This Much I Know: Eric Klineberg, author of ‘Heat Wave’
INTERVIEW BY MARK KONKOL July 21, 2011 9:00PM
Eric Klinenberg is a sociologist and author of “Heat Wave,” the definitive book on Chicago’s 1995 heat wave disaster that he credits with killing 739 people.
Updated: July 22, 2011 5:06PM
We can’t get it into our heads that heat waves are truly, seriously dangerous.
Every year you hear heat waves kill more people than all natural disasters combined … and every fall we forget that. People remain incredulous.
Another reason people forget about how dangerous heat waves are is that the people they tend to kill are people who we work hard not to think about — poor people, old people, people who live alone.

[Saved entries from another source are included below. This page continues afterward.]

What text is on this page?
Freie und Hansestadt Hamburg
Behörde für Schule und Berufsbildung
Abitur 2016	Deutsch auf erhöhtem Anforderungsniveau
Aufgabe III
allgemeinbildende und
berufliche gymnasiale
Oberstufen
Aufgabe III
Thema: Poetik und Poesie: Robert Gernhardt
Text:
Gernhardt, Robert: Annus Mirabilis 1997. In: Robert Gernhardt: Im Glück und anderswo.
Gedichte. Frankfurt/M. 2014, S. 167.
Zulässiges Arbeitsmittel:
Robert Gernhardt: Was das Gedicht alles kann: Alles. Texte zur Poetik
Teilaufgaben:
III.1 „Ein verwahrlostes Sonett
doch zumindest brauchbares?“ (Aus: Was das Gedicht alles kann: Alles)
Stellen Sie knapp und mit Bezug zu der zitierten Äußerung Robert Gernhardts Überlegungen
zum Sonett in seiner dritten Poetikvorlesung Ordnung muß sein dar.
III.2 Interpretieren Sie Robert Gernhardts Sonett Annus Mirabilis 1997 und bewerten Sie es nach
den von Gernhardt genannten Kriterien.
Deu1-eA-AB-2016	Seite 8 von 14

The two most deadly American natural disasters of recent history were the heat wave and Hurricane Katrina. Katrina became a world historic reference point and the heat wave was a non-event. The death tolls of the Chicago heat wave of 1995 was nearly half of Hurricane Katrina. One reason the 1995 heat wave has not been more memorable is it caused no property damage and produced little spectacular imagery.

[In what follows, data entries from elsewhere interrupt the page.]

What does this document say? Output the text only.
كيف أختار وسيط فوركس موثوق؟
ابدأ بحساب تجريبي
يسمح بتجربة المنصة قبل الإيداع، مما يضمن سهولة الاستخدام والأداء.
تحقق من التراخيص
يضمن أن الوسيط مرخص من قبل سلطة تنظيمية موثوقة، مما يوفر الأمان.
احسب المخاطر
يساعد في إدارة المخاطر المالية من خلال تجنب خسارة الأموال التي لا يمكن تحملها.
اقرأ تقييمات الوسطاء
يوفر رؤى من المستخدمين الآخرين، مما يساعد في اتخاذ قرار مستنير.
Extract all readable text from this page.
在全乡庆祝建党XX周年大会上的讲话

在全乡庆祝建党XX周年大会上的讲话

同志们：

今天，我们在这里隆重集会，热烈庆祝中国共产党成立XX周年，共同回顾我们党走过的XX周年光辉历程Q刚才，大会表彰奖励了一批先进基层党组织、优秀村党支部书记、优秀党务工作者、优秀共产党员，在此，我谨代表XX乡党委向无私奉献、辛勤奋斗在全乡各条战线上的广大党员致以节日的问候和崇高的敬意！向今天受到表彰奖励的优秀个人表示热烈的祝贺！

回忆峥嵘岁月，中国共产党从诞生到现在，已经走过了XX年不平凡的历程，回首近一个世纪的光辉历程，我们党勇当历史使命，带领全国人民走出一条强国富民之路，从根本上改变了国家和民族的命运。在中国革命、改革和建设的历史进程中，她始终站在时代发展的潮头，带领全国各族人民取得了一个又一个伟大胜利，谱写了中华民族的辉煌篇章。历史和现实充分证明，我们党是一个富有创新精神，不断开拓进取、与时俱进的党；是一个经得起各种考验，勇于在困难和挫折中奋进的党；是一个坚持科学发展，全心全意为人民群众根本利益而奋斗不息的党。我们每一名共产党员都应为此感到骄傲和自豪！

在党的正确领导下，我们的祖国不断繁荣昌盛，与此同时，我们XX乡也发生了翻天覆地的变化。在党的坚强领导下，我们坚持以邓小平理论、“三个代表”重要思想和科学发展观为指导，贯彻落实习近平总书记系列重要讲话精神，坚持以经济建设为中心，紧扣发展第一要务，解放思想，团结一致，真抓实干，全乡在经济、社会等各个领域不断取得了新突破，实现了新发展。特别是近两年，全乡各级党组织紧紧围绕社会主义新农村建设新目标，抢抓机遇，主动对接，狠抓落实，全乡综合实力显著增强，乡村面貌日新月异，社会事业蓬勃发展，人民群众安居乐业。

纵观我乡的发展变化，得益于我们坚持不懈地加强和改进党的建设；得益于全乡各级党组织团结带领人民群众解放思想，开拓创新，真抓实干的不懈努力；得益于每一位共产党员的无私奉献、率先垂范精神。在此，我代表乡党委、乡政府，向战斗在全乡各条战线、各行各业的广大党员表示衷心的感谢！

For most of us heat waves are easy to escape. Hit the button on the air conditioning. The poor and the old don’t always have access to that.

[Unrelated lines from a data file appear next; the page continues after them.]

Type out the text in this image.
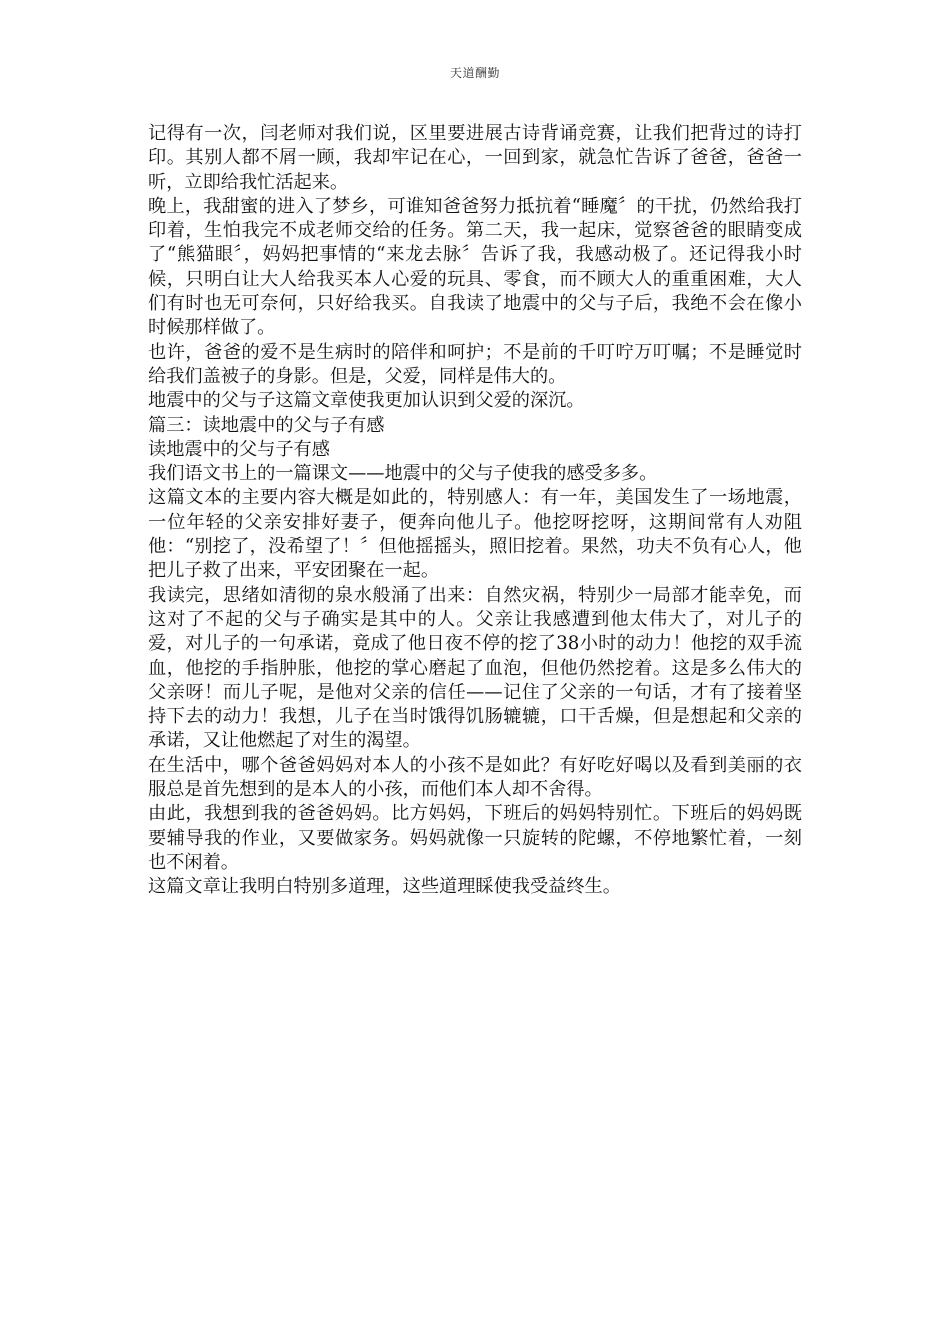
天道酬勤

记得有一次，闫老师对我们说，区里要进展古诗背诵竞赛，让我们把背过的诗打印。其别人都不屑一顾，我却牢记在心，一回到家，就急忙告诉了爸爸，爸爸一听，立即给我忙活起来。

晚上，我甜蜜的进入了梦乡，可谁知爸爸努力抵抗着“睡魔〞的干扰，仍然给我打印着，生怕我完不成老师交给的任务。第二天，我一起床，觉察爸爸的眼睛变成了“熊猫眼〞，妈妈把事情的“来龙去脉〞告诉了我，我感动极了。还记得我小时候，只明白让大人给我买本人心爱的玩具、零食，而不顾大人的重重困难，大人们有时也无可奈何，只好给我买。自我读了地震中的父与子后，我绝不会在像小时候那样做了。

也许，爸爸的爱不是生病时的陪伴和呵护；不是前的千叮咛万叮嘱；不是睡觉时给我们盖被子的身影。但是，父爱，同样是伟大的。

地震中的父与子这篇文章使我更加认识到父爱的深沉。

篇三：读地震中的父与子有感

读地震中的父与子有感

我们语文书上的一篇课文——地震中的父与子使我的感受多多。

这篇文本的主要内容大概是如此的，特别感人：有一年，美国发生了一场地震，一位年轻的父亲安排好妻子，便奔向他儿子。他挖呀挖呀，这期间常有人劝阻他：“别挖了，没希望了！〞但他摇摇头，照旧挖着。果然，功夫不负有心人，他把儿子救了出来，平安团聚在一起。

我读完，思绪如清彻的泉水般涌了出来：自然灾祸，特别少一局部才能幸免，而这对了不起的父与子确实是其中的人。父亲让我感遭到他太伟大了，对儿子的爱，对儿子的一句承诺，竟成了他日夜不停的挖了38小时的动力！他挖的双手流血，他挖的手指肿胀，他挖的掌心磨起了血泡，但他仍然挖着。这是多么伟大的父亲呀！而儿子呢，是他对父亲的信任——记住了父亲的一句话，才有了接着坚持下去的动力！我想，儿子在当时饿得饥肠辘辘，口干舌燥，但是想起和父亲的承诺，又让他燃起了对生的渴望。

在生活中，哪个爸爸妈妈对本人的小孩不是如此？有好吃好喝以及看到美丽的衣服总是首先想到的是本人的小孩，而他们本人却不舍得。

由此，我想到我的爸爸妈妈。比方妈妈，下班后的妈妈特别忙。下班后的妈妈既要辅导我的作业，又要做家务。妈妈就像一只旋转的陀螺，不停地繁忙着，一刻也不闲着。

这篇文章让我明白特别多道理，这些道理睬使我受益终生。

In 1995, it wasn’t living in a poor neighborhood that made you vulnerable. It was living in a poor neighborhood that was depopulated and lost commercial life. Living in neighborhoods that don’t have places to draw people out of homes and into the companionship of neighbors and into air conditioning.
Mayor Daley was so successful generating questions about whether the heat wave disaster was “really real.” The city was fighting a PR battle ... and I talked to people in city government who said that hampered the city from doing all the things they could do.
It takes about 48 hours of uninterrupted heat for weather to be truly dangerous. The conditions are very dangerous right now. I wouldn’t be surprised if by the end of the day there are heat deaths in Chicago.
The city is doing a better job taking heat waves much more seriously than 1995. Chicago is really in the spotlight. The disaster of 1995 is of real local significance and people don’t want it to happen again. They’re checking on family and neighbors and friends who are vulnerable. There would be a huge political fallout if it happens again.
I got a phone call today ... it was the first time I was contacted by a commissioner of Chicago on how to do something better.
We’ll see how the new guys handle things.